The patient is insulin-free one month postoperatively. Biopsy specimens were taken from the jejunostomy bud on postoperative days twelve and twenty-one and were histopathologically normal except for small foci of granulation tissue in the lamina propria.
The first intravenous doses of FK 506 caused headaches in 4 patients, nausea, vomiting, or anorexia in 7, and flushing or burning of the feet in 3 (table IV). The oral preparation was well tolerated, causing transient nausea or vomiting in only 2 patients. There were no correlation between symptoms and plasma concentrations of FK 506.
The performance of FK 506, both for salvage and for primary immunosuppression in high-risk patients, was impressive. The drug was remarkably free from unwanted effects.
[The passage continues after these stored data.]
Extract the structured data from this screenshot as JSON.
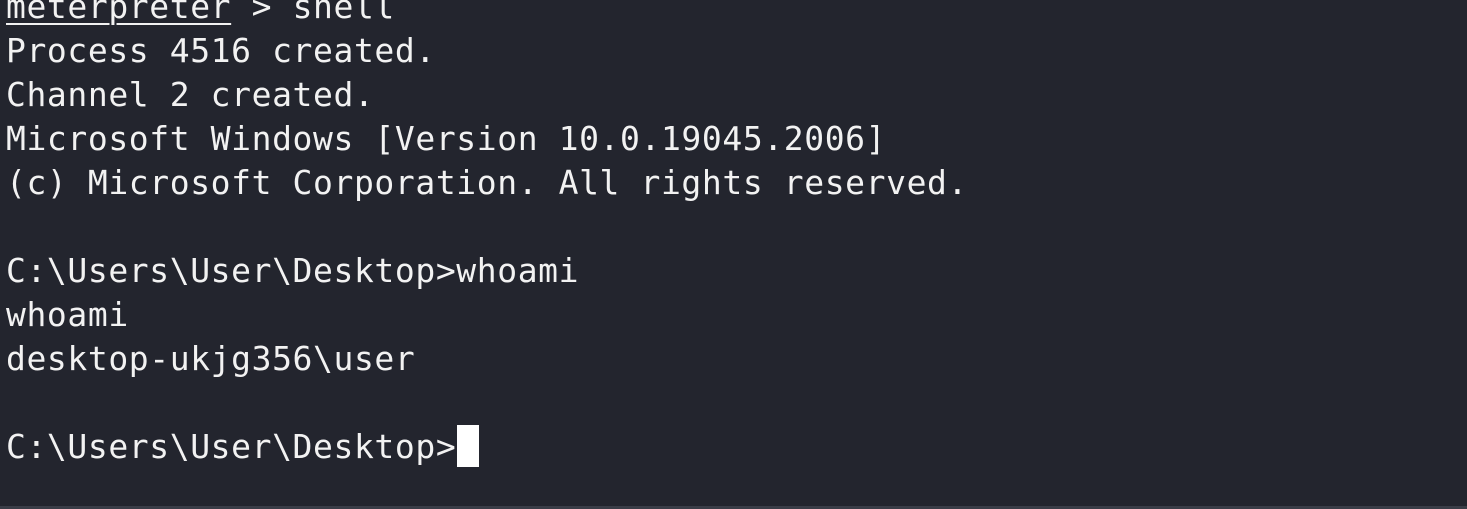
{
  "terminal": {
    "prompt_name": "meterpreter",
    "prompt_sep": " > ",
    "command": "shell",
    "lines": [
      "Process 4516 created.",
      "Channel 2 created.",
      "Microsoft Windows [Version 10.0.19045.2006]",
      "(c) Microsoft Corporation. All rights reserved.",
      "",
      "C:\\Users\\User\\Desktop>whoami",
      "whoami",
      "desktop-ukjg356\\user",
      ""
    ],
    "current_prompt": "C:\\Users\\User\\Desktop>",
    "colors": {
      "background": "#23252e",
      "text": "#f2f2f2",
      "cursor": "#ffffff"
    }
  }
}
One disadvantage of our study was the impossibility of ruling out nephrotoxicity, but the weight of evidence is that the drug is not nephrotoxic in therapeutic doses and that it does not cause hypertension. With other agents such as azathioprine and cyclosporin, a dose ceiling is imposed by specific toxicity (bone marrow depression and nephrotoxicity, respectively). A comparable toxicological “litmus paper” to guide dose standardisation has not been identified with FK 506 and the therapeutic window may well be wide. With oral therapy, the only complaints or findings were nausea and vomiting and these were transient.
In many of the first investigations with FK 506, the possibility was entertained of combining small doses with agents such as cyclosporin, with which it is synergistic in vitro15,16 and in animals.5,6,8,11 Our clinical experience so far has not encouraged such combination therapy. The FK 506 may have increased the toxicity of cyclosporin, possibly by raising its blood concentration. FK 506 was so potent and free of side-effects that the simplest expedient was to use it alone.
This work was supported by research grants from the Veterans Administration and project grant no DK 29961 from the National Institutes of Health.